Six months into the year, here's what one afternoon of looking honestly at something old taught me about how AI actually creates value.
We're at the halfway point of the year. For most people that shows up as a flicker of guilt—a reminder of resolutions that quietly died sometime around February. I decided to use it differently.
Six months in is exactly the right time to stop and ask: Is this still working, or have I just gotten used to it?
Today I did that with Why Run Today, the trail running and endurance documentary project I've been building outside of client work.
We spent the first part of the day going back to the strategy we set in January. We pulled the analytics. Looked at what actually worked and what didn't. Checked it against the goals we set and adjusted the plan where reality didn't match the assumptions.
One thing kept surfacing as a glaring weakness: the website.
If you visit WhyRunToday.com now, it'll look completely different than it did this morning.
It hadn't been touched since March of 2020. More than six years of stock photos sitting where real content should have been. A structure built for a version of the project that didn't have a YouTube channel yet, didn't have an Instagram audience, and didn't have any of the proof of what this thing had become.
We weren't going to find that by guessing.
We found it by reviewing.
The website wasn't the lesson. The review was.
Here's the part that actually matters—and the part that reminded me why I think so many people are using AI backwards.
Once we knew the website no longer matched the business, I didn't open Claude and say, "Redesign my website." That would have produced exactly what you'd expect: a generic homepage based on whatever assumptions the AI decided to make.

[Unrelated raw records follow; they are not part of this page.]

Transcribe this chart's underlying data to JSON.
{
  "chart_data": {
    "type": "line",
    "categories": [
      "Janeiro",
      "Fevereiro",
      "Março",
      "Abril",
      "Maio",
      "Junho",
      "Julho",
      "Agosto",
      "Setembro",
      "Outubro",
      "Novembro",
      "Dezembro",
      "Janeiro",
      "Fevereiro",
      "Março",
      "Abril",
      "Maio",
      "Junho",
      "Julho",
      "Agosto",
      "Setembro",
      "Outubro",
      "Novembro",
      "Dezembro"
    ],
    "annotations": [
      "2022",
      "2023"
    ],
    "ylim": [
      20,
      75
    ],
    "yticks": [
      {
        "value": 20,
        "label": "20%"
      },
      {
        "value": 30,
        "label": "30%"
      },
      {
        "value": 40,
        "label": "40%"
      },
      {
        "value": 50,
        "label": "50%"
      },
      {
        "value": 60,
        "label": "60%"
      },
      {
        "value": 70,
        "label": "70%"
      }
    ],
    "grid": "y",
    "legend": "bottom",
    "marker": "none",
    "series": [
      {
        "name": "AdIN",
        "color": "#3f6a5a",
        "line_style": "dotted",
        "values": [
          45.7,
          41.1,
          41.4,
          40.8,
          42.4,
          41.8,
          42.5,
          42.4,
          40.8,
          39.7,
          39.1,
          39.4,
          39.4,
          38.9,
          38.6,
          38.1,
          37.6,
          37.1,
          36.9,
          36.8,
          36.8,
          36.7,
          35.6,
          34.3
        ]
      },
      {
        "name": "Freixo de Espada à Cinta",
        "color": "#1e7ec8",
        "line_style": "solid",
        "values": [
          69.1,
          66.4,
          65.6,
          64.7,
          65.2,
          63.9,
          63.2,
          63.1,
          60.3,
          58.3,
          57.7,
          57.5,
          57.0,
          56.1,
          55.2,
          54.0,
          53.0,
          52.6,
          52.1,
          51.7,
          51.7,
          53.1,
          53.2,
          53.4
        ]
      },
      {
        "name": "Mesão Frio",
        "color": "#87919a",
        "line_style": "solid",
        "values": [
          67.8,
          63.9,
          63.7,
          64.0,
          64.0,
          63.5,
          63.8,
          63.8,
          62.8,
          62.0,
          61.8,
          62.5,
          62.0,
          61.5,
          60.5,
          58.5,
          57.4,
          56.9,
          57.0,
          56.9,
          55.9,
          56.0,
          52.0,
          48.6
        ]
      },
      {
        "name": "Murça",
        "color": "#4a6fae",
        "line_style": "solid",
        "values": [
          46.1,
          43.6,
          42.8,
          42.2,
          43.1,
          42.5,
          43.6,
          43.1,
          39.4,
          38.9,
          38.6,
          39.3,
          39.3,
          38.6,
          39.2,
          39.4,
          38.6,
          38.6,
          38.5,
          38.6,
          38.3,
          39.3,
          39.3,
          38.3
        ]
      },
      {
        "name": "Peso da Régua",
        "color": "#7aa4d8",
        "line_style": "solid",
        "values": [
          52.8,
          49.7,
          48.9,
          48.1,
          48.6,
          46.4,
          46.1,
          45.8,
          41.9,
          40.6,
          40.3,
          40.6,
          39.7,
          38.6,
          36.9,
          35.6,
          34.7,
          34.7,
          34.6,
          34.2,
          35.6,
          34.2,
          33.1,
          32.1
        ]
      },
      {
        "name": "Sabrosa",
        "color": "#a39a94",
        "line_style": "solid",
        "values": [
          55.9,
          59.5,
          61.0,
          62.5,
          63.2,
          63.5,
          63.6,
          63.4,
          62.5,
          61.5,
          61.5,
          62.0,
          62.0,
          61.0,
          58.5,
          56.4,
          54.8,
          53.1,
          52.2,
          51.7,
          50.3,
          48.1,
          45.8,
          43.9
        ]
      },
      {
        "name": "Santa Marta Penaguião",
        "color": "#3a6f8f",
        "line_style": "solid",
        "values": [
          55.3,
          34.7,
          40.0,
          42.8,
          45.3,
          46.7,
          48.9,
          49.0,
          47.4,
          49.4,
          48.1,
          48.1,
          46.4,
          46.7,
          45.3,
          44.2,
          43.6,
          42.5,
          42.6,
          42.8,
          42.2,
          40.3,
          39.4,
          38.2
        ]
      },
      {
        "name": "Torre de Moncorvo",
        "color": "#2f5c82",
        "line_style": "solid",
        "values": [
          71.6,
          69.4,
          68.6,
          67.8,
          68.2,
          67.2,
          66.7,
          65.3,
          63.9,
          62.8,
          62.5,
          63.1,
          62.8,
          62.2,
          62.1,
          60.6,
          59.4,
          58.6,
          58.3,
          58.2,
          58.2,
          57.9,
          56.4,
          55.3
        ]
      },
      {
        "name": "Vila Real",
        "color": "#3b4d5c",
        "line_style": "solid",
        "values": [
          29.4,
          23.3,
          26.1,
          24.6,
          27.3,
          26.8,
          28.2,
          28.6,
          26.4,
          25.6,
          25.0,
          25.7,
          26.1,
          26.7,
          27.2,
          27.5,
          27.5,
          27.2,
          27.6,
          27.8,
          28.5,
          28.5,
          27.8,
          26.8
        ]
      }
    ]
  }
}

Instead, I gave it the strategy we'd just spent the morning refining. The goals. The audience. The direction. Then I asked what a single-scroll homepage should look like if it reflected that strategy instead of a six-year-old version of the project.
That's a completely different question.
One asks AI to make decisions for you.
The other asks AI to help execute decisions you've already made.
That's where AI creates the most value.
The build was never the bottleneck.
From there, everything moved quickly.
The stock photos disappeared because we finally have real footage. A new homepage video went in. The structure changed. The messaging changed. The site finally reflects the project we've actually built instead of the one we imagined back in 2020.
Once the thinking was done, the rebuild itself took about two hours.
That's the part worth sitting with.
The website wasn't six years out of date because rebuilding a website takes six years.
It was six years out of date because nobody had stopped to ask whether it still matched the business.
The build took two hours.
The review took six years.
I think that's true for a lot more than websites.
Businesses rarely struggle because they can't execute. They struggle because they're still executing yesterday's plan.
Put It to Work
If you've been reading AI-Fueled Growth, I hope you've built more than a collection of prompts this year.
Maybe you've created a marketing strategy.
A customer profile.
A messaging framework.
A content plan.
Or maybe you've simply had a long conversation with AI that helped you think more clearly about where your business is headed.
Don't start over.
Go find it.
Read through it again.
Then ask AI:
"We created this strategy about six months ago. Review it with me as if you were an outside advisor. Compare what we planned to what actually happened. Which assumptions still hold up? Which ones don't? What opportunities am I missing? What should I focus on during the second half of the year?"
If you've been tracking numbers, include those too. Sales. Website traffic. Leads. Customer feedback. Give AI evidence instead of guesses.
The businesses getting the most from AI aren't constantly asking it to create something new.
They're asking it to help them review, refine, and improve the thinking they've already done.
If you're curious what today's review produced, the rebuilt site is now live at WhyRunToday.com.
Take a look.
Not because it's a perfect website, but because it's a good example of what happens when strategy comes first and AI comes second.
When's the last time you looked—really looked—at something in your business you assumed was still working?